Future of independent living
At the start of 2020, SHN published our annual “Top Trends in Senior Living” article — in which I predicted independent living would start to look obsolete in the year ahead.
A lot has changed in the last three years, but I still believe that the typical independent living model needs to evolve, and I think the data is starting to tell this story, as well.
In terms of lower-acuity senior living, the active adult sector has been red-hot, with last year’s watershed NIC report identifying 33,000 units already online — and COO Chuck Harry noted that “these numbers will grow dramatically in the near term.” And on the higher-acuity side, I’ve already noted the AIV ratio for assisted living is at an all-time high.
Sitting between these two parts of the continuum, independent living’s recovery is strong but not as compelling — and this coincides with observations that IL has fundamentally changed in recent years. Hansa Medical Group provides primary care and other services in senior living communities, and CEO Chirag Patel has been outspoken about the changes in IL over the last 10 years, with “comorbid conditions, multiple medications, falls, emergency department visits and hospitalizations” all more commonplace.
A recent ProMatura report also has helped characterize how IL has changed. The report “confirmed what many have known for years” about increased frailty in IL, Priya Living Head of Marketing Dan Hutson wrote this week on LinkedIn. And in characteristic fashion, he was blunt about the implications, writing:
If your business model is “taking care of” older adults, congrats. You’ll have plenty of prospective customers in the years ahead. Whether they want what you’re selling is a different story, of course.
If, on the other hand, you want to be in the business of supporting older adults in living engaged, purposeful, stimulating, authentic lives, you’ve got your work cut out for you. A narrow focus on appealing amenities will not make you successful. People are looking for an experience that makes this stage of life meaningful and fulfilling. We all love a full kitchen and laundry with washer/dryer, but we’re not building our lives around them.
Finding true innovation in this industry is a challenge. We have to work harder at finding new ways to serve. Otherwise, we run the risk of becoming irrelevant.
I’m hopeful about providers rising to the challenge of innovating in independent living. Priya is one example, with its model focused on serving an affinity group and a general willingness to be entrepreneurial — including through its foray into the Indian market.

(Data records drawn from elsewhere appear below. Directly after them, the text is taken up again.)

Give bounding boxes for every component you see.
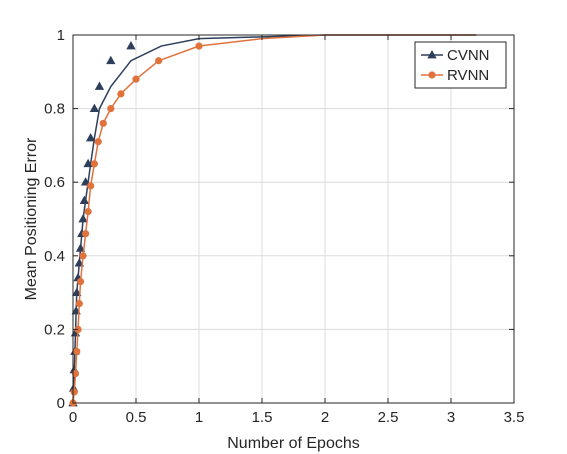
x-tick-label: 1 — [195, 409, 203, 426]
y-tick-label: 0.8 — [44, 101, 65, 118]
data-point-cvnn — [126, 41, 136, 50]
legend-marker — [427, 49, 437, 59]
x-tick-label: 0.5 — [126, 409, 147, 426]
series-layer — [68, 34, 477, 407]
data-point-rvnn — [99, 119, 107, 127]
grid — [72, 34, 515, 404]
data-point-cvnn — [89, 103, 100, 112]
x-tick-label: 2.5 — [378, 409, 399, 426]
data-point-cvnn — [83, 158, 93, 168]
data-point-rvnn — [155, 57, 163, 65]
data-point-rvnn — [82, 230, 90, 238]
data-point-rvnn — [94, 138, 102, 146]
data-point-rvnn — [84, 208, 92, 216]
data-point-rvnn — [73, 347, 81, 356]
y-tick-label: 0.6 — [44, 174, 65, 191]
y-tick-label: 0.2 — [44, 321, 65, 338]
data-point-cvnn — [79, 195, 90, 204]
data-point-cvnn — [85, 133, 96, 142]
x-tick-label: 0 — [69, 409, 77, 426]
series-line-cvnn — [72, 34, 477, 404]
data-point-rvnn — [79, 252, 87, 260]
data-point-rvnn — [107, 105, 115, 113]
data-point-rvnn — [71, 369, 80, 378]
y-tick-label: 0 — [57, 395, 65, 412]
data-point-rvnn — [132, 75, 140, 83]
legend-label: CVNN — [447, 47, 490, 64]
data-point-rvnn — [117, 90, 125, 98]
data-point-rvnn — [90, 160, 99, 168]
data-point-rvnn — [87, 182, 95, 190]
x-tick-label: 3 — [447, 409, 455, 426]
y-axis-label: Mean Positioning Error — [23, 137, 40, 300]
x-tick-label: 3.5 — [504, 409, 525, 426]
y-tick-label: 0.4 — [44, 248, 65, 265]
data-point-cvnn — [74, 258, 84, 267]
series-rvnn — [69, 34, 477, 407]
data-point-cvnn — [78, 213, 88, 223]
data-point-rvnn — [75, 300, 83, 308]
series-line-rvnn — [72, 34, 477, 404]
legend-label: RVNN — [447, 67, 489, 84]
ticks: 0 0.5 1 1.5 2 2.5 3 3.5 0 0.2 0.4 0.6 0.8 1 — [44, 27, 524, 426]
legend-box — [414, 41, 507, 89]
data-point-cvnn — [80, 177, 91, 186]
data-point-rvnn — [195, 42, 203, 50]
series-cvnn — [68, 34, 477, 407]
legend-item-cvnn: CVNN — [421, 47, 490, 64]
x-tick-label: 2 — [321, 409, 329, 426]
legend: CVNN RVNN — [414, 41, 507, 89]
x-axis-label: Number of Epochs — [227, 435, 360, 452]
data-point-cvnn — [75, 243, 86, 252]
x-tick-label: 1.5 — [252, 409, 273, 426]
plot-frame — [72, 34, 515, 404]
data-point-cvnn — [72, 287, 82, 296]
data-point-rvnn — [76, 277, 85, 286]
data-point-cvnn — [106, 55, 116, 65]
data-point-cvnn — [94, 81, 105, 90]
data-point-rvnn — [70, 388, 78, 396]
legend-marker — [428, 71, 436, 79]
y-tick-label: 1 — [57, 27, 65, 44]
legend-item-rvnn: RVNN — [421, 67, 489, 84]
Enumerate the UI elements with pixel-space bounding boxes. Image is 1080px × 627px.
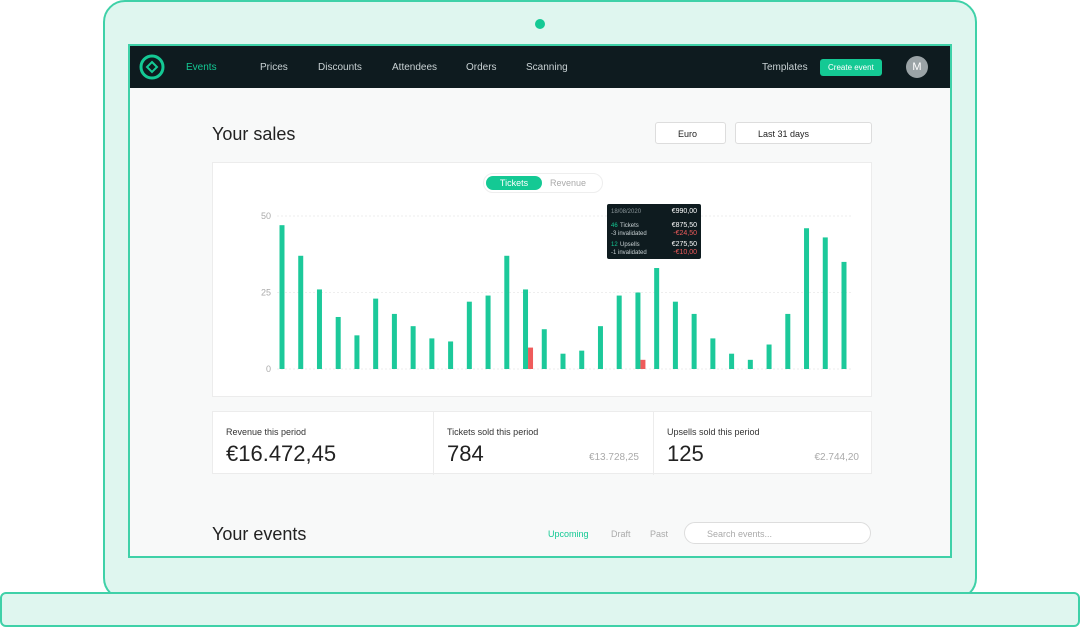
nav-events[interactable]: Events <box>186 62 217 73</box>
y-tick-label: 0 <box>266 364 271 374</box>
bar <box>466 301 472 369</box>
bar <box>560 353 566 369</box>
search-input[interactable]: Search events... <box>684 522 871 544</box>
y-tick-label: 25 <box>261 288 271 298</box>
tooltip-subamount: -€24,50 <box>673 230 697 237</box>
bar <box>335 316 341 369</box>
bar <box>672 301 678 369</box>
tooltip-label: Tickets <box>620 223 639 229</box>
bar <box>485 295 491 369</box>
bar <box>541 329 547 369</box>
tooltip-amount: €275,50 <box>672 241 697 248</box>
bar <box>298 255 304 369</box>
tooltip: 18/08/2020 €990,00 46 Tickets €875,50 -3 inva… <box>607 204 701 259</box>
stat-value: 125 <box>667 441 704 466</box>
tab-upcoming[interactable]: Upcoming <box>548 529 589 539</box>
bar <box>691 313 697 369</box>
stat: Upsells sold this period 125 €2.744,20 <box>653 412 873 475</box>
nav-prices[interactable]: Prices <box>260 62 288 73</box>
screen: Events Prices Discounts Attendees Orders… <box>128 44 952 558</box>
camera <box>535 19 545 29</box>
bar <box>747 359 753 369</box>
stat-value: €16.472,45 <box>226 441 337 466</box>
nav-attendees[interactable]: Attendees <box>392 62 438 73</box>
bar <box>729 353 735 369</box>
toggle-revenue[interactable]: Revenue <box>550 178 587 188</box>
invalid-bar <box>640 359 646 369</box>
navbar: Events Prices Discounts Attendees Orders… <box>130 46 950 88</box>
nav-scanning[interactable]: Scanning <box>526 62 568 73</box>
bar <box>635 292 641 369</box>
tooltip-count: 46 <box>611 223 618 229</box>
laptop-base <box>0 592 1080 627</box>
bar <box>654 268 660 369</box>
stat-value: 784 <box>447 441 484 466</box>
bar <box>841 261 847 369</box>
bar <box>822 237 828 369</box>
bar-chart: 0 25 50 18/08/2020 €990,00 46 Tickets €875,50 -3… <box>261 204 853 374</box>
tooltip-sub: -1 invalidated <box>611 250 647 256</box>
bar <box>429 338 435 369</box>
y-tick-label: 50 <box>261 211 271 221</box>
stat-sub: €13.728,25 <box>588 452 639 463</box>
bar <box>448 341 454 369</box>
toggle: Tickets Revenue <box>483 173 603 193</box>
tooltip-total: €990,00 <box>672 208 697 215</box>
stat-sub: €2.744,20 <box>814 452 860 463</box>
stat-label: Upsells sold this period <box>667 427 760 437</box>
bar <box>279 225 285 369</box>
bar <box>597 326 603 369</box>
bar <box>616 295 622 369</box>
stats-card: Revenue this period €16.472,45 Tickets sol… <box>212 411 873 475</box>
sales-title: Your sales <box>212 124 296 144</box>
tooltip-sub: -3 invalidated <box>611 231 647 237</box>
bar <box>410 326 416 369</box>
nav-templates[interactable]: Templates <box>762 62 808 73</box>
bar <box>710 338 716 369</box>
bar <box>785 313 791 369</box>
logo <box>139 54 165 80</box>
create-event-button[interactable]: Create event <box>820 59 882 76</box>
stat-label: Tickets sold this period <box>447 427 539 437</box>
toggle-tickets[interactable]: Tickets <box>486 176 542 190</box>
nav-orders[interactable]: Orders <box>466 62 497 73</box>
tooltip-count: 12 <box>611 242 618 248</box>
bar <box>766 344 772 369</box>
stat: Tickets sold this period 784 €13.728,25 <box>433 412 653 475</box>
events-title: Your events <box>212 524 307 544</box>
tooltip-date: 18/08/2020 <box>611 209 642 215</box>
tab-draft[interactable]: Draft <box>611 529 631 539</box>
bar <box>804 228 810 369</box>
invalid-bar <box>528 347 534 369</box>
stat-label: Revenue this period <box>226 427 307 437</box>
stat: Revenue this period €16.472,45 <box>213 412 433 475</box>
currency-select[interactable]: Euro <box>655 122 726 144</box>
tooltip-amount: €875,50 <box>672 222 697 229</box>
bar <box>373 298 379 369</box>
bar <box>316 289 322 369</box>
period-select[interactable]: Last 31 days <box>735 122 872 144</box>
avatar[interactable]: M <box>906 56 928 78</box>
chart-card: Tickets Revenue 0 25 50 18/08/2020 €990,00 46… <box>212 162 872 397</box>
bar <box>504 255 510 369</box>
bar <box>391 313 397 369</box>
bar <box>579 350 585 369</box>
tooltip-box <box>607 204 701 259</box>
tooltip-subamount: -€10,00 <box>673 249 697 256</box>
nav-discounts[interactable]: Discounts <box>318 62 362 73</box>
bar <box>523 289 529 369</box>
tooltip-label: Upsells <box>620 242 640 248</box>
tab-past[interactable]: Past <box>650 529 669 539</box>
bar <box>354 335 360 369</box>
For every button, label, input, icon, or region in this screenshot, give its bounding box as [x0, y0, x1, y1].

Welltower’s management platform with Cogir is another innovation, and I’m curious whether the Canadian model of independent living — which has been successful for Cogir and rivals such as Le Groupe Maurice — could be adapted for U.S. markets in the coming years.
Other experiments are underway as well, including Maxwell Group’s bid to create “hybrid” communities that combine elements of active adult and independent living, and Serenbe’s ambitious project to expand on its multigenerational, wellness-focused model.
Yet, I’m also sure that Hutson is correct that some providers will struggle to innovate or will be too complacent, and some of today’s independent living communities will indeed become “irrelevant.” These communities will shrink or close, accelerating the shift that Zahraoui described, with AL eclipsing IL in the industry’s total unit count. Today, Brookdale’s Baier can say that the sector is skewed toward lower-acuity products; it might only be a matter of time before that is no longer true.